Published online by Cambridge University Press: 05 July 2011
Until in the late 1970s, a large share of the globe – from the center of Europe to the southeast reaches of Asia – was under Communist rule. The lives of more than 1.5 billion people were directly controlled by Communist leaders. Under this rule, agricultural incentives were massively distorted. The leaders of the Soviet Bloc and China were committed to Socialist ideology and designed their economies to be insulated from the world and its markets.
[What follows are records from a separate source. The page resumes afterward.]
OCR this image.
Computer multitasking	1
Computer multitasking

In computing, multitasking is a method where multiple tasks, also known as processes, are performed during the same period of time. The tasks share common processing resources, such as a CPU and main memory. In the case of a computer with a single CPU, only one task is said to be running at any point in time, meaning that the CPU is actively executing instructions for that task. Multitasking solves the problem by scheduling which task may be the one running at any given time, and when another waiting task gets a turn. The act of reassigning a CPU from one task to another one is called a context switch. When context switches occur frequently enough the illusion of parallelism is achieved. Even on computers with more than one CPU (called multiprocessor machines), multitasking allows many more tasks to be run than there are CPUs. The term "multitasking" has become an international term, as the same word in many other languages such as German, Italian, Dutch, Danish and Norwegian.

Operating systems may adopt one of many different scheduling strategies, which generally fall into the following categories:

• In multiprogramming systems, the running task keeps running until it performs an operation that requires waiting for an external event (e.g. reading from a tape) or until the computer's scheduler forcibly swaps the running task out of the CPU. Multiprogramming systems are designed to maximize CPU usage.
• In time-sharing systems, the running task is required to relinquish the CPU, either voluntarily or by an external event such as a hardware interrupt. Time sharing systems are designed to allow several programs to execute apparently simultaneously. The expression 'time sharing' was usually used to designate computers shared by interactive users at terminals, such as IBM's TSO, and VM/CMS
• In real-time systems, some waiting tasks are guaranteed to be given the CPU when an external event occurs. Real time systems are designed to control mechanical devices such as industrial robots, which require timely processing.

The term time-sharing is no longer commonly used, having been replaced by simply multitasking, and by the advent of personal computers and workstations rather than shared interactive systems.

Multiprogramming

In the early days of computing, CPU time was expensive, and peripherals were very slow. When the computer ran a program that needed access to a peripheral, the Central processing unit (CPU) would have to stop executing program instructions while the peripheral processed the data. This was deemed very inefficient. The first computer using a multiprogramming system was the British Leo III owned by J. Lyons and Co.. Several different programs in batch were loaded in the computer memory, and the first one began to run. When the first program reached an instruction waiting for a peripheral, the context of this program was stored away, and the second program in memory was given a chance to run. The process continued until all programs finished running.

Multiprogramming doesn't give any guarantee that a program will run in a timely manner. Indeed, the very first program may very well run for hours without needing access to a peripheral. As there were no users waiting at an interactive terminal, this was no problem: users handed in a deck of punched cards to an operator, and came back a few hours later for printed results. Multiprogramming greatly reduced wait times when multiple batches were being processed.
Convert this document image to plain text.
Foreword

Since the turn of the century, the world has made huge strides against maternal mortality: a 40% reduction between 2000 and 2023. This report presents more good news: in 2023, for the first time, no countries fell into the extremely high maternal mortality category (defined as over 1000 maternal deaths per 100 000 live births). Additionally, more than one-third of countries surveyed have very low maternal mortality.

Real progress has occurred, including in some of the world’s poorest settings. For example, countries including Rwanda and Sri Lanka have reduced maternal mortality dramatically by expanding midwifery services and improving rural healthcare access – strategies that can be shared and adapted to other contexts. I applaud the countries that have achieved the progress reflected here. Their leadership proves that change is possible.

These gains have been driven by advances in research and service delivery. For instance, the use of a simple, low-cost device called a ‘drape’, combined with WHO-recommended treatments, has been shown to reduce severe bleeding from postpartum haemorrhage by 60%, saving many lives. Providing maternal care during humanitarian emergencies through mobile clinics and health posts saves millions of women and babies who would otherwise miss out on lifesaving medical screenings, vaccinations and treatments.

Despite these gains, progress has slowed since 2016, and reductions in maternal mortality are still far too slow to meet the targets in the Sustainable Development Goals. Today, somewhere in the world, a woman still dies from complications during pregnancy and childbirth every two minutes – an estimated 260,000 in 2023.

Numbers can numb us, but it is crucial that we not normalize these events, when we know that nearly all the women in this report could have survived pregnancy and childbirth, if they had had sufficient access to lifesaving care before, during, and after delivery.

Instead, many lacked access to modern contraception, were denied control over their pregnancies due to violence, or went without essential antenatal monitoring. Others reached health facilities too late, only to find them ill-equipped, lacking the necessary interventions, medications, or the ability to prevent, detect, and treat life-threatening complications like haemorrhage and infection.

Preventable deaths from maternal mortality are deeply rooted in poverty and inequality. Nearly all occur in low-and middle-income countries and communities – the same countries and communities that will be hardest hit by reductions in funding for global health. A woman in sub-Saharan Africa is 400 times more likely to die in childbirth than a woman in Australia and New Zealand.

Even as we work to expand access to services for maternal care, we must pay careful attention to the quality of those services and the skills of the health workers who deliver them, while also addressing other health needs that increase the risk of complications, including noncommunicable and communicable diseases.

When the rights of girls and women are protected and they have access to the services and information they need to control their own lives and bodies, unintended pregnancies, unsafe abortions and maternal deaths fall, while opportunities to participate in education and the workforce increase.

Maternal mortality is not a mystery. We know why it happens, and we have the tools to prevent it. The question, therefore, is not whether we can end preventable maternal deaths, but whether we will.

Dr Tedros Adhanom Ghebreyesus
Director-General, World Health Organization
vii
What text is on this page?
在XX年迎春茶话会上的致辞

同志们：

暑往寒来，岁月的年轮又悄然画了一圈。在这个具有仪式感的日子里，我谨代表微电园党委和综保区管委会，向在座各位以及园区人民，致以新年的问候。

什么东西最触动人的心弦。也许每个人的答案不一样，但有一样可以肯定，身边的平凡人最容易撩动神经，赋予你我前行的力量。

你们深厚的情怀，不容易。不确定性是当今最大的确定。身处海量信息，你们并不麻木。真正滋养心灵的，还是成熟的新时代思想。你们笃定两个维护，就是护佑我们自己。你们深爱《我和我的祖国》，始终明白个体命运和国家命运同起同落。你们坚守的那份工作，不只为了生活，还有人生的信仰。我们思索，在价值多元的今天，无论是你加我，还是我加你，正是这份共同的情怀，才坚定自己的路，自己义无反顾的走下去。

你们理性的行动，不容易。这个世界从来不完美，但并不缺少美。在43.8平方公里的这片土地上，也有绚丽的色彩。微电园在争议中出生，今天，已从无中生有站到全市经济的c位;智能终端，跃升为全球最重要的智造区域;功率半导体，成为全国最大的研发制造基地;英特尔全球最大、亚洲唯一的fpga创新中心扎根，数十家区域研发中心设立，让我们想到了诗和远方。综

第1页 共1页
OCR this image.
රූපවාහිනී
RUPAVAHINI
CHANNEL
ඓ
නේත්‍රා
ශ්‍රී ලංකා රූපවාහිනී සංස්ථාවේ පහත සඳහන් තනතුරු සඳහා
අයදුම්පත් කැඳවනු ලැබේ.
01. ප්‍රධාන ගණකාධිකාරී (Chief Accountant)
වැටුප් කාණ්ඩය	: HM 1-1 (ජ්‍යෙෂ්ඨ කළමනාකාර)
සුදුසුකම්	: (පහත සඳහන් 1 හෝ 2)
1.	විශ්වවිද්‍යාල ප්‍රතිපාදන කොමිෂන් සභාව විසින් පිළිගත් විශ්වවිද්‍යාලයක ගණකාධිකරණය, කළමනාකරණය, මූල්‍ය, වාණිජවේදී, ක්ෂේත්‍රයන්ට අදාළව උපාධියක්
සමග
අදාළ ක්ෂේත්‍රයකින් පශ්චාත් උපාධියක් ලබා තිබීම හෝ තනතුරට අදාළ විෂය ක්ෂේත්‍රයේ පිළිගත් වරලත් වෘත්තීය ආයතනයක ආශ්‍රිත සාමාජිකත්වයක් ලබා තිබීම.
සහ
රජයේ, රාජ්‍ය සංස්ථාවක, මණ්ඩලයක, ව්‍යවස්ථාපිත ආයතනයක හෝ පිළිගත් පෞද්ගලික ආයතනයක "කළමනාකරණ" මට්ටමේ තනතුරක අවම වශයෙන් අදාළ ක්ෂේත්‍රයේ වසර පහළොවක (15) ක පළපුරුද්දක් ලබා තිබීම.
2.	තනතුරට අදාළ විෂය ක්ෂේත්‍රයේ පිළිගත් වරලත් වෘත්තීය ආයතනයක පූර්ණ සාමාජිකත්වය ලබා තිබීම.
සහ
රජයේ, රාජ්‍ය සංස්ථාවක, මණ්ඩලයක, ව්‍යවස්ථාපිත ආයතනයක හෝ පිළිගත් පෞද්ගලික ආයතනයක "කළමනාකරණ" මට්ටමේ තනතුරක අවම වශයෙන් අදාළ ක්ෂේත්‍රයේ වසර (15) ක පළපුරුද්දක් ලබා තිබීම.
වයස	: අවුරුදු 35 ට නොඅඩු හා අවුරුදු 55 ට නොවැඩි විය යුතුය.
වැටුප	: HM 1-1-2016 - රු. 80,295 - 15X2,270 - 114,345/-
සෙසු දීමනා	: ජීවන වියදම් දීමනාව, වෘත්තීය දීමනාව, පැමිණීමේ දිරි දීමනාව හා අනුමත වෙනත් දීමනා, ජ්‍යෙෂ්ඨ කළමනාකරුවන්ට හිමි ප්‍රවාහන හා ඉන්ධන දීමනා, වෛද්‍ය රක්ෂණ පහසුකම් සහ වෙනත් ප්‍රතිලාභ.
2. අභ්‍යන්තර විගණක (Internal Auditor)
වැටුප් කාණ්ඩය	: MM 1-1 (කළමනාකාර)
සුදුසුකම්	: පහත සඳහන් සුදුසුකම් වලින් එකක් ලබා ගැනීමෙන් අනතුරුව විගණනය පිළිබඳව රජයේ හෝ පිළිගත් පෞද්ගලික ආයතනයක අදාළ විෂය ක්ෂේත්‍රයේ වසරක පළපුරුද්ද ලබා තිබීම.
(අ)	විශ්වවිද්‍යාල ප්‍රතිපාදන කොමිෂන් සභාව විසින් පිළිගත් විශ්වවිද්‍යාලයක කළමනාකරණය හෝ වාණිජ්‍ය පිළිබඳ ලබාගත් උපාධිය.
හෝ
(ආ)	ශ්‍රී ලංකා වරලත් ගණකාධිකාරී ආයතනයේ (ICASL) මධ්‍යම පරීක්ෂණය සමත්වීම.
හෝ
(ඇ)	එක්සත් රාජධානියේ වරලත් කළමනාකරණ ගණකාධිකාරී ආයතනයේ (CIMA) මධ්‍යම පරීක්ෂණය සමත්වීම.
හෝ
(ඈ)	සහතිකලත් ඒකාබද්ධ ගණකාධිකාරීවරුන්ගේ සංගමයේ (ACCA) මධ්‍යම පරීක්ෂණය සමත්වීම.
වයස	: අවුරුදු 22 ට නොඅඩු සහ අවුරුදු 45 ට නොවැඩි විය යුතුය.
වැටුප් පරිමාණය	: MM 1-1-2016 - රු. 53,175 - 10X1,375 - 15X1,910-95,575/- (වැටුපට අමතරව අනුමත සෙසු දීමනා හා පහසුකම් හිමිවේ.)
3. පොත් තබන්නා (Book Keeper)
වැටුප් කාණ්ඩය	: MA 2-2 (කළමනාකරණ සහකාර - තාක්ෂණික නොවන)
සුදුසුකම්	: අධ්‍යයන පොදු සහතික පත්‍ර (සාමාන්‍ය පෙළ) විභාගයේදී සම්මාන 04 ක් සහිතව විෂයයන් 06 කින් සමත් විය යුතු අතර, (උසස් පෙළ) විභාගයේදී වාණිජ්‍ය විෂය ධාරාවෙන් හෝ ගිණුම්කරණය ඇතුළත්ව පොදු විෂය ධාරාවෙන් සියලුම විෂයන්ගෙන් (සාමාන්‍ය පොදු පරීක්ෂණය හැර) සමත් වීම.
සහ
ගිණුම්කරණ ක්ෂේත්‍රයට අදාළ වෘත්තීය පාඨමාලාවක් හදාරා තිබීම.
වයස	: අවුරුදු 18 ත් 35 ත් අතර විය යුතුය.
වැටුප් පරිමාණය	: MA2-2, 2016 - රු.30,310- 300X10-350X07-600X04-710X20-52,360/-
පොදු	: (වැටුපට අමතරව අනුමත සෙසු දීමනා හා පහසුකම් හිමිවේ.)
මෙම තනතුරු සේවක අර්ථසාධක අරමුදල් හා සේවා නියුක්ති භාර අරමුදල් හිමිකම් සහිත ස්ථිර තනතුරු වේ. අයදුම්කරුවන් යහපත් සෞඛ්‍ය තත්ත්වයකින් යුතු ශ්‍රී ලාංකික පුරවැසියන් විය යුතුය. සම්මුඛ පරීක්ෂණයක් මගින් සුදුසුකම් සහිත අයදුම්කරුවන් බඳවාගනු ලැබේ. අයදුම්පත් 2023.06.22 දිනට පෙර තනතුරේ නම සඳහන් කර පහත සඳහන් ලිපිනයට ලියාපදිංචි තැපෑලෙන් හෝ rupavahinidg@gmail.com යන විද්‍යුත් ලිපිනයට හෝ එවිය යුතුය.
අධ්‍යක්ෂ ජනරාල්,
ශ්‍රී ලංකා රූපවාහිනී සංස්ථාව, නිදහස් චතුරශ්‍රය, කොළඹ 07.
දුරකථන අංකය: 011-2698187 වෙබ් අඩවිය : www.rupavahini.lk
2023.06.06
Since then, there have been dramatic changes in these countries. Yet there are large differences between these transition countries in the extent and the nature of their remaining price distortions. In 1978, China embarked on its economic reform path by introducing the household responsibility system (HRS) in agriculture. A few years later, Vietnam followed. Both countries reduced price distortions and reallocated key land rights from collective farms to rural households. In the initial years, however, market forces played little role and only became important later on. Other communist regimes did not follow this path in the 1980s. Only a series of timid reforms were tried out in the former Soviet Union during the 1970s and 1980s. However, in the 1990s, many nations of Central and Eastern Europe (CEE) and the former Soviet Union (FSU) implemented a series of bold policy reforms that often went far beyond the reforms that had been implemented in China and Vietnam.